C’est le plus souvent l’entourage qui peut donner des indications plus précises. Or, la durée de la perte de connaissance est une donnée importante pour établir un diagnostic neurologique. Lorsque la perte de connaissance est relativement prolongée et qu’elle est associée à des mouvements cloniques, comme des petits battements brefs des mains et des pieds, ou à des mouvements toniques, comme des raidissements des membres, il faut chercher s’il ne s’agit pas d’une épilepsie.

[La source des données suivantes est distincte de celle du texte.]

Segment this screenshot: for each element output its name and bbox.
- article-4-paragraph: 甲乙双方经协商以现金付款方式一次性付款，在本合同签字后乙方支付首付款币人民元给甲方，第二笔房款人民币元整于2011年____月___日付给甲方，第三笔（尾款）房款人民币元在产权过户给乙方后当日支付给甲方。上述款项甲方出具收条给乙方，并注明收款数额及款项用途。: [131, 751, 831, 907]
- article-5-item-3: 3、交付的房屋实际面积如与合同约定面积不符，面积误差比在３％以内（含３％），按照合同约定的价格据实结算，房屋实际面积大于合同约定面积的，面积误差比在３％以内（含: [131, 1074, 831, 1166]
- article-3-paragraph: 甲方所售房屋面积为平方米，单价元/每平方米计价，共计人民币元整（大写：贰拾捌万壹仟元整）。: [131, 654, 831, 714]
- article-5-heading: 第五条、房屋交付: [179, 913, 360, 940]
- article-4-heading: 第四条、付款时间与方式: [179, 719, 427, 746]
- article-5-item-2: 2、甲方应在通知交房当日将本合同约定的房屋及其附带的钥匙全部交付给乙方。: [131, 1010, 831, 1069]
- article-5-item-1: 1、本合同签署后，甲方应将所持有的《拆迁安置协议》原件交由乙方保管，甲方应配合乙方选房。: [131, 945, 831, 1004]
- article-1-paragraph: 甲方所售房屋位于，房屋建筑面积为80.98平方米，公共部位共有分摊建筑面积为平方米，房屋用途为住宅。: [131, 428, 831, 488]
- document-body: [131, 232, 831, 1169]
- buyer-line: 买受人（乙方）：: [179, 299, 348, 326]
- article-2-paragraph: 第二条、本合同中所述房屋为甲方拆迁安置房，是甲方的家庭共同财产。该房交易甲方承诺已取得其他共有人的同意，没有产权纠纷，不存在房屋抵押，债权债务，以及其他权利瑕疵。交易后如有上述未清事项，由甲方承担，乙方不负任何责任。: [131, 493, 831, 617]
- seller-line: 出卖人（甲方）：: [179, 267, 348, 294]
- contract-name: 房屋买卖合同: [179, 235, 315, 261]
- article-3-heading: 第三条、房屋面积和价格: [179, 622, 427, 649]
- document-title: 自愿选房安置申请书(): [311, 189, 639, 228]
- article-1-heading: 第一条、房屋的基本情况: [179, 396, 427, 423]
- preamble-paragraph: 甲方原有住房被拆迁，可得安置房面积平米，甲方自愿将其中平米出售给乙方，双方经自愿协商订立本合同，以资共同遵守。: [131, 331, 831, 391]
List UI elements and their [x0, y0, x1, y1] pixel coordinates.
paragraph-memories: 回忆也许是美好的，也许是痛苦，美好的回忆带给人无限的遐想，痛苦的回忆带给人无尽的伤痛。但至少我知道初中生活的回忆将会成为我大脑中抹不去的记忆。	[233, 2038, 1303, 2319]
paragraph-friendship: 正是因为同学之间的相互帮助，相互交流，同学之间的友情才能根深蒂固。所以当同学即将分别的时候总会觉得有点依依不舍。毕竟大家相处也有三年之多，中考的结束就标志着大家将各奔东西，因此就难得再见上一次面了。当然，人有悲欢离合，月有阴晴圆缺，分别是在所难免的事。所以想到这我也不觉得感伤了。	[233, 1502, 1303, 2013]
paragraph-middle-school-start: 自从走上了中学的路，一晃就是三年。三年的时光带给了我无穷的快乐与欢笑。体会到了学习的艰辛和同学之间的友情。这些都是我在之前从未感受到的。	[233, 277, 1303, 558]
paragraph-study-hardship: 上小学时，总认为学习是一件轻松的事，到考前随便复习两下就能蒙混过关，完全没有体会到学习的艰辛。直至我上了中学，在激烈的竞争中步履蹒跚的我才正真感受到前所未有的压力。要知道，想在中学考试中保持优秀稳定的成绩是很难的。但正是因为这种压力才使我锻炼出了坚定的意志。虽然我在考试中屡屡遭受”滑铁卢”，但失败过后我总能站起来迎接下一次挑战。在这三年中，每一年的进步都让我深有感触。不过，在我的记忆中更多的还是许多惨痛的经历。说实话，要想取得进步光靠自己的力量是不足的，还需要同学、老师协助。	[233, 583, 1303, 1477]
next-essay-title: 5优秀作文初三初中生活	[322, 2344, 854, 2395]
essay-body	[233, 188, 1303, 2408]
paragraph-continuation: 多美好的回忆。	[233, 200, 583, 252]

> La crise d'épilepsie : dans ce cas, le réveil est progressif, pas immédiat comme dans la syncope typique, et il survient le plus souvent après l’arrivée des secours, voire même à l’hôpital. Les idées sont souvent confuses, au début tout au moins, et l’on ne garde aucun souvenir de la perte de connaissance. L’amnésie est totale. Cependant il existe des syncopes qui ressemblent à une crise d’épilepsie. Ce sont des syncopes convulsivantes dont l’origine n’est cependant pas neurologique.

> L'accident vasculaire cérébral (communément appelé AVC), dans sa phase aiguë, peut s’accompagner d’une perte de connaissance. Le médecin devra trouver alors d’autres signes, comme une paralysie faciale ou un déficit qui le mettront sur la voie du diagnostic.

> L'insuffisance vertébro-basilaire ou drop-attack peut également être une cause de perte de connaissance. Il s’agit d’une baisse brutale de la perfusion du tronc cérébral, c’est-à-dire du passage du sang dans le cerveau, dans le tronc cérébral et le cervelet.
Cela entraîne une chute, éventuellement traumatisante, qui ressemble à une syncope et que le médecin devra différencier d’une syncope typique.